Dozens of indigenous people in the Brazilian Amazon’s Javari Valley – an area the size of Switzerland and Denmark combined – have contracted COVID-19, with experts and officials warning the disease poses a huge threat to their lives and culture.
The valley in the west of Brazil’s Amazonas state is part of a region bordering Peru and Colombia that is home to the world’s largest number of isolated indigenous people and others who had contact with outside society for the first time only recently.
Indigenous land in the valley has an estimated population of 6 000 already contacted people living in remote areas, with at least 16 other isolated groups that remain uncontacted.

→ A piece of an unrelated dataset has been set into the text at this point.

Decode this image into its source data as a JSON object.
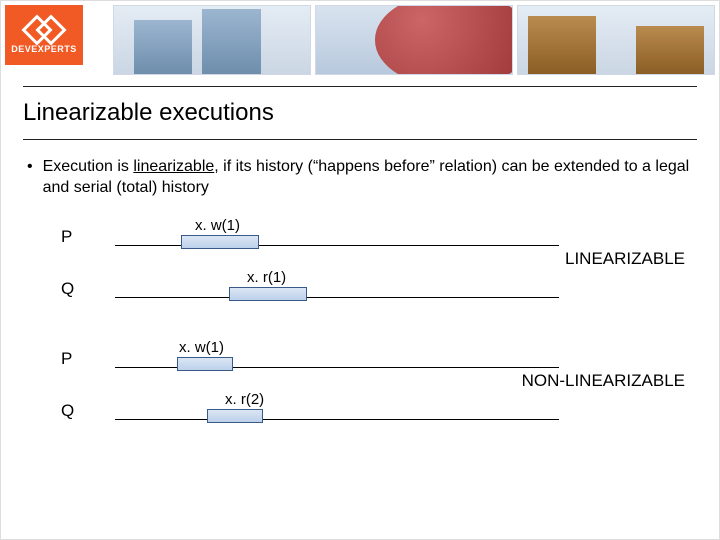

According to the latest information, about 110 indigenous people have already been infected with the novel coronavirus in the Javari Valley.
Most of them are from the contacted Kanamari tribe, which has about 1 400 members. If the coronavirus continues to travel upriver and infects isolated indigenous communities, the result could be their extermination, warned a local lawyer.
Should COVID-19 reach areas where people have little immunity to modern diseases, then you can expect the worst”, said Elisio Marubo, an attorney for the Union of Indigenous Peoples of the Javari Valley (UNIVAJA).
Indigenous peoples in isolation are at great risk from infectious diseases because they do not have the immunological defences the general population has developed over the years, the country’s indigenous and health authorities have said.
Respiratory diseases are already one of the leading causes of death among Brazil’s native peoples, according to the Ministry of Health.
COVID-19, a viral infection for which there is so far only limited treatment and no vaccine, attacks the lungs and other parts of the body.
“If it reaches isolated communities, a disease like this will wipe out everyone,” warned Marubo.
Brazil has now registered more than 57 000 deaths from COVID-19, giving it the second highest death toll in the world.
No permanent health minister after losing two since April
More than 11 000 of those deaths have occurred in the Amazon, despite the region having only 8% of the country’s population, according to official data.
Right-wing President Jair Bolsonaro has been widely criticised for his handling of the coronavirus crisis.
The country still has no permanent health minister after losing two since April, following clashes with the president.
Bolsonaro has shunned social distancing and promoted two anti-malarial drugs as remedies, chloroquine and hydroxychloroquine, despite little evidence they work.
Research released this month by the Coordination of Indigenous Organizations of the Brazilian Amazon (COIAB) and the Amazon Environmental Research Institute (IPAM) showed the coronavirus mortality rate among indigenous people is 150% higher than the Brazilian average.
The rate of infection per 100 000 inhabitants among indigenous people is 84% higher than the average for Brazil, the study showed.